Opinión

Nunca me habían escupido

Excepto para las defensas. Hablaban más agentes de la Guardia Civil. Encargados de requisar papeletas y urnas. Recibidos por la masa con la lisonjas que todos recordamos en el País Vasco. Hijos de puta. Fuera. Etc. Sin contar las amenazas. Las botellas aladas. Los escupitajos. Las patadas. Los empujones. La deliciosa resistencia civil que consiste en juntar los bracitos, no pasarán, y reclutar viejos y nenes para la foto y tontear con la oportunidad de que al fin salte la chispa, el rayo, la bomba. Mientras los Mossos, inevitable y tierno binomio, forcejeaba con los antidisturbios en la rampa del Instituto Quercus. Las imágenes podrán gozarse más adelante. Igual que tantas. Aquellas de unos policías autonómicos cómodamente plantados, pacíficos espectadores, privilegiados testigos, mientras la Unidad Especial de Intervención se juega el cuero y un agente, durante apenas cinco segundos, saca su espray y rocía el pañuelo intifada de unos amotinados. Unos Mossos que requisan (¿trasladan?) urnas al tiempo que el pueblo aplaude.
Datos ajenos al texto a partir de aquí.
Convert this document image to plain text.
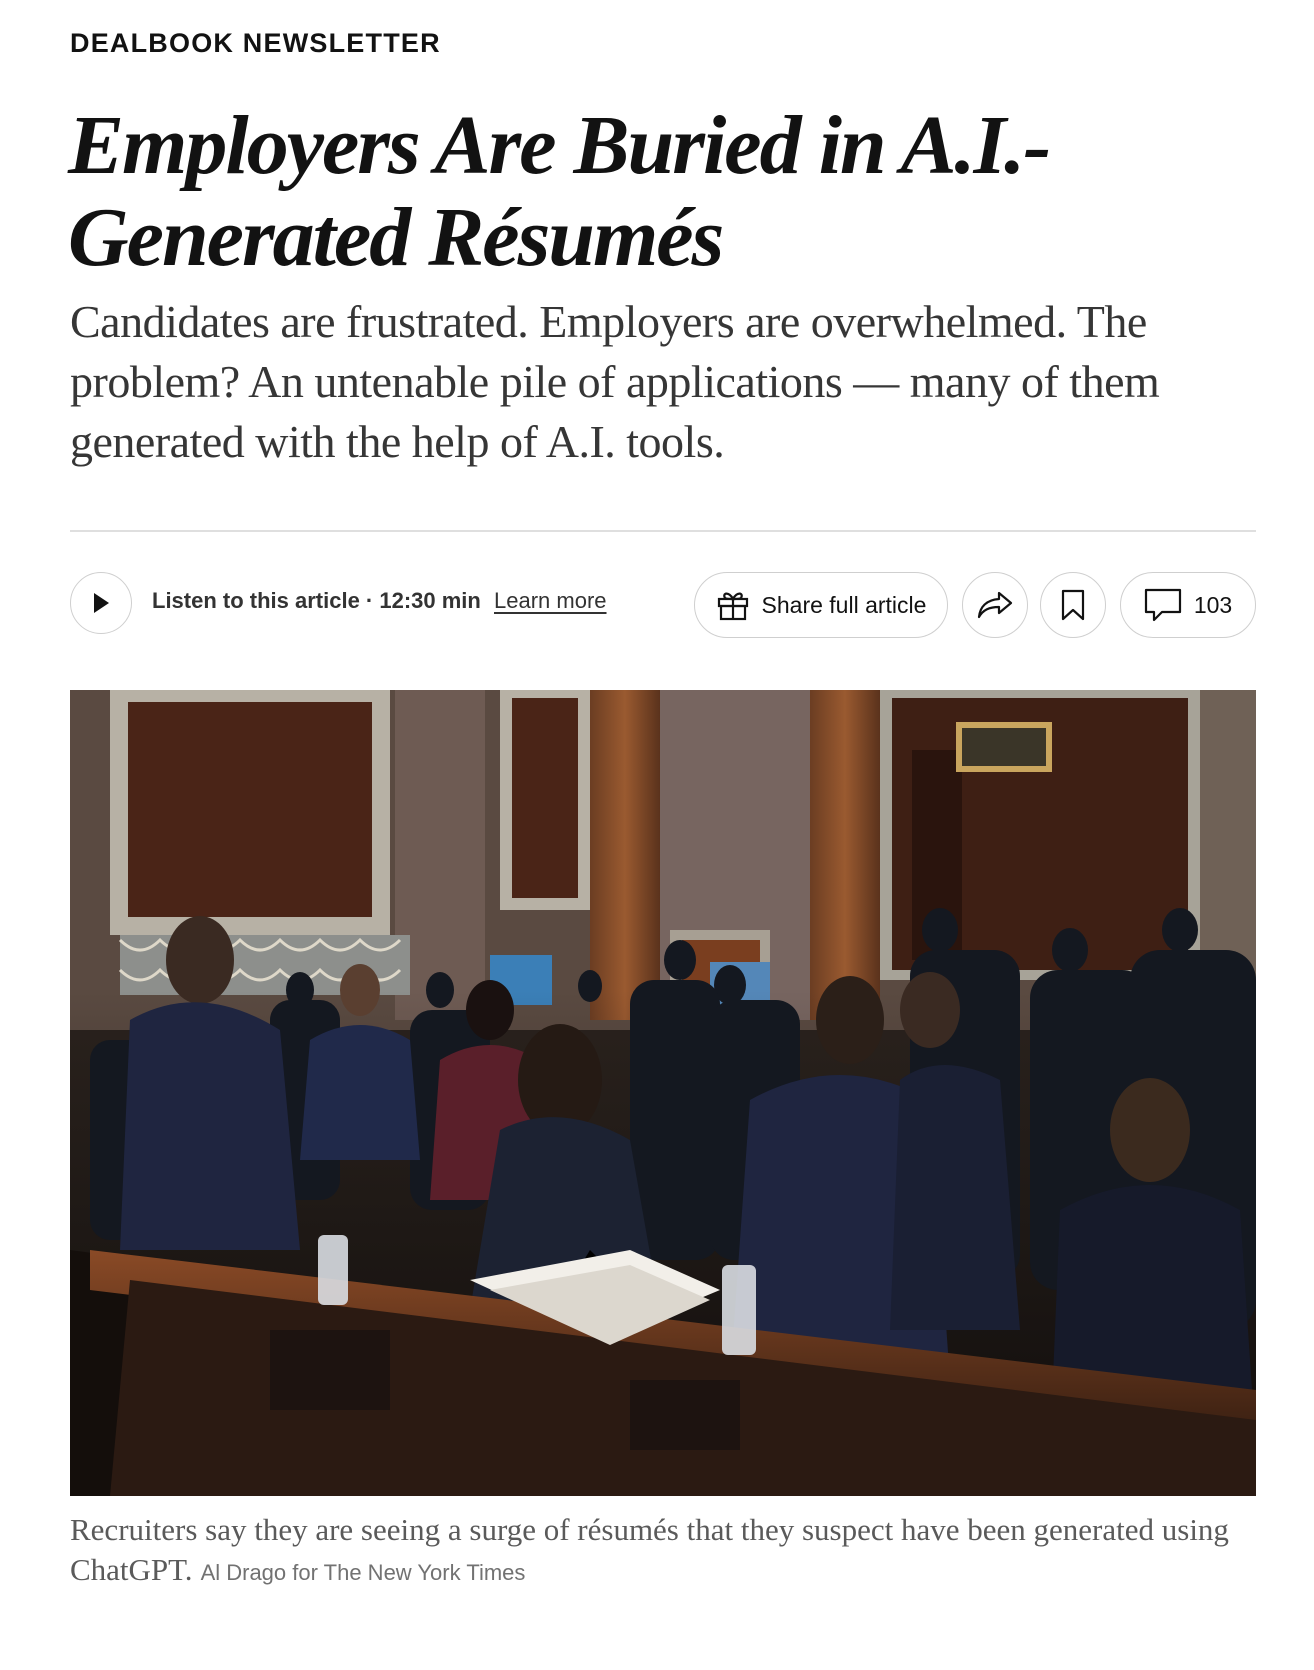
DEALBOOK NEWSLETTER
Employers Are Buried in A.I.-Generated Résumés

Candidates are frustrated. Employers are overwhelmed. The problem? An untenable pile of applications — many of them generated with the help of A.I. tools.

Listen to this article · 12:30 min Learn more	Share full article	103

Recruiters say they are seeing a surge of résumés that they suspect have been generated using ChatGPT. Al Drago for The New York Times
La vigorosa estampa de la gente que canta un himno y los Mossos, que también tienen su corazoncito y querían intervenir pero la paz social, ya sabe usted, la paz sociaaaal, amiiiiigo, parpadean lastimeros. Con ojos esmerilados de cariño por sí mismos. Ojos de perderse mucho por los orfeones y los rostros del patriota que canta sus negligencias. Ojos de contemplar ciegos, insensibles, indignos, a sus compañeros verdeoliva. Y perdidos en las palabras de esos guardias civiles, los agentes 21, 22, 23, los abogados cabeceaban con el relato hecho trizas. Enfrentados a la creciente urgencia de protestarlo todo con vistas a Estrasburgo. Si total. Si el quilombo fue a la vista y esa era la gracia. Vocearlo y grabarlo madurado de gentes por los suelos, polizontes como recién salidos de una caricatura valleinclanesca, verjas por los aires, ancianas agitadísimas, ambulancias a la carrera y, con suerte y trabajo, un lodazal de sangre portátil para mejor teñir las corbatas de los presentadores de telediario British, ornamentar las páginas de los tabloides alemanes y alegrar la tarde a los bots zaristas.

Un guardia civil explica que a «mi hijo lo sacaron a hacer unas protestas con pancartas por la indignación del 1 de octubre». «El instituto está para enseñar y dar clases», señala. Error. En Cataluña, como en cualquier otra circunscripción putrefactada por el nacionalismo, pongamos la España de hace 70 años, la escuela sirve para adoctrinar en heces colectivistas y hermosear mitos patrióticos. «Mi hijo yo sé que está orgulloso de la profesión de su padre, quiere seguir la profesión de su padre y no puedo consentir que hagan salir a mi hijo a protestar por lo que sufrió su padre el 1 de octubre». Bien dicho. Ningún español, ninguno que defienda la democracia, comprometido con la igualdad, puede escuchar si un aguijonazo de dolor la historia de unos funcionarios abandonados, maltratados, traicionados. Unos policías y guardias civiles cuyos niños sirvieron como comparsas de una comedia patriótica escrita por los enemigos de la libertad. «Yo no sé si me insultaron porque fui a cumplir una orden judicial o porque era guardia civil. Lo que sí se me ha quedado de todo es cómo me miraban, no sé si por desprecio o por odio, pero a mí nunca por hacer mi trabajo me habían escupido».

También había un tipo, ¿Gómez?, que según otro agente dedicaba los medios de la Generalidad para gestionar el pseudoreferéndum. Te quedas de piedra al comparar el sufrimiento de esta gente con el cinismo de las élites y el odio, recalentado, de los que votan xenófobo y empujan por la reedición del golpe.